Riverbank cleanup pays off

Jake Kapsner

Among the scattered beer cans, candy wrappers and cigarette butts scooped from the Mississippi River banks, Benjamin Franklin poked his eyes out of the trash heap.
Melissa Bean found a $100 bill during Saturday’s watershed cleanup as 30 Marcy-Holmes Neighborhood Association volunteers picked up litter below the Stone Arch Bridge. Bean, the group’s coordinator, kept the bill.
The volunteers at Father Hennepin Bluffs Park were part of 14 citywide projects that scoured lake, stream and river shores at various locations for the Fourth Annual Earth Day Watershed Clean-Up.
This was the first year the association joined the Minneapolis Park and Recreation Board for a joint clean sweep.

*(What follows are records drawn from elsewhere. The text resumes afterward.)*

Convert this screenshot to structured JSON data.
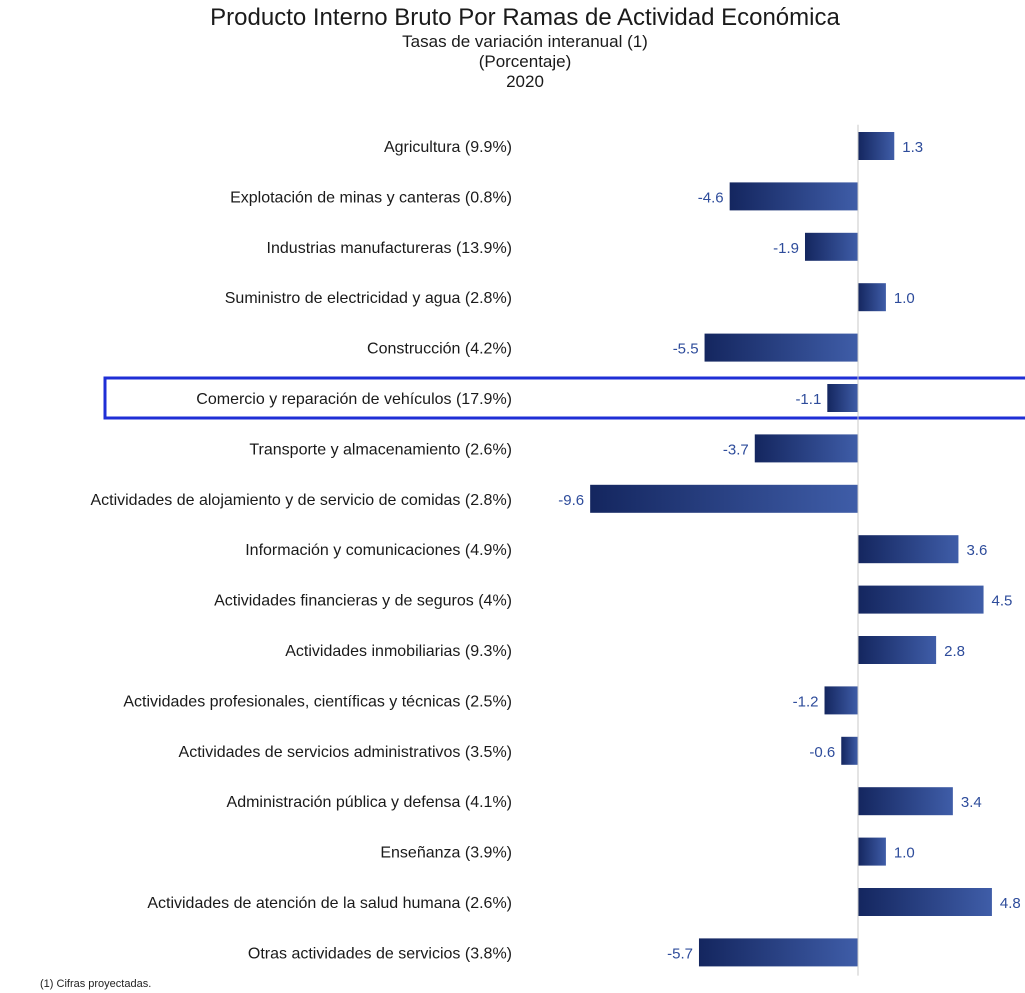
{
  "chart_data": {
    "type": "bar",
    "orientation": "horizontal",
    "title": "Producto Interno Bruto Por Ramas de Actividad Económica",
    "subtitle": "Tasas de variación interanual (1)",
    "unit": "(Porcentaje)",
    "period": "2020",
    "categories": [
      "Agricultura (9.9%)",
      "Explotación de minas y canteras (0.8%)",
      "Industrias manufactureras (13.9%)",
      "Suministro de electricidad y agua  (2.8%)",
      "Construcción (4.2%)",
      "Comercio y reparación de vehículos  (17.9%)",
      "Transporte y almacenamiento (2.6%)",
      "Actividades de alojamiento y de servicio de comidas (2.8%)",
      "Información y comunicaciones (4.9%)",
      "Actividades financieras y de seguros (4%)",
      "Actividades inmobiliarias (9.3%)",
      "Actividades profesionales, científicas y técnicas (2.5%)",
      "Actividades de servicios administrativos  (3.5%)",
      "Administración pública y defensa (4.1%)",
      "Enseñanza (3.9%)",
      "Actividades de atención de la salud humana (2.6%)",
      "Otras actividades de servicios (3.8%)"
    ],
    "values": [
      1.3,
      -4.6,
      -1.9,
      1.0,
      -5.5,
      -1.1,
      -3.7,
      -9.6,
      3.6,
      4.5,
      2.8,
      -1.2,
      -0.6,
      3.4,
      1.0,
      4.8,
      -5.7
    ],
    "labels": [
      "1.3",
      "-4.6",
      "-1.9",
      "1.0",
      "-5.5",
      "-1.1",
      "-3.7",
      "-9.6",
      "3.6",
      "4.5",
      "2.8",
      "-1.2",
      "-0.6",
      "3.4",
      "1.0",
      "4.8",
      "-5.7"
    ],
    "highlighted_category_index": 5,
    "xlim": [
      -10,
      6
    ],
    "grid": false,
    "legend": "none",
    "colors": {
      "bar_dark": "#14265f",
      "bar_light": "#3f5da8",
      "value_label": "#2e4c9b",
      "highlight_border": "#1f2fd6",
      "axis": "#c8c8c8"
    }
  },
  "footnote": "(1) Cifras proyectadas."
}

The park board enticed civilian trash collectors by leaving bagels and coffee at morning meeting spots.
The board also stashed special red bottles as part of the citywide Trash Treasure Hunt, which people later redeemed for prizes at celebration sites.
The Marcy-Holmes crew found all their bottles and a little cash to boot.
“And you told me to look for the red bottles,” Steve Sorensen said jokingly to Bean, his neighbor.
However, volunteers cleared the riverbanks of more than pleasantries.
Laurice Jamison collected a garbage bag full of beer cans, broken glass and Styrofoam.
After a two-hour search, Hennepin Bluff’s junk heap included 30 trash bags and a pile of carpet, roofing shingles and metal piping. Still, the garbage total was less than in years past, Bean said.
“We couldn’t get to some of our better trash-yielding areas this year,” said Stanley Masoner. He pointed out the University Steam Facilities Improvement Project, where construction on the plant prevented access to a road leading down to the river.
Yet ambitious participants like Bean scuttled down the dirt slopes near the plant and came up with some nice surprises.
University student Ahne Hall added an unopened can of Busch beer she found next to a sobriety coin to the group’s “Oddities List.”
The prize oddity perhaps, was Mary Baker’s find: a mud-caked lace nightie.
Once the oddities, cash and trash were collected, the Marcy-Holmes group celebrated with other neighborhood coalitions on Boom Island.
The watershed cleanup is important because it helps people identify the river as part of their community, said Cordelia Pierson, a University Law School graduate.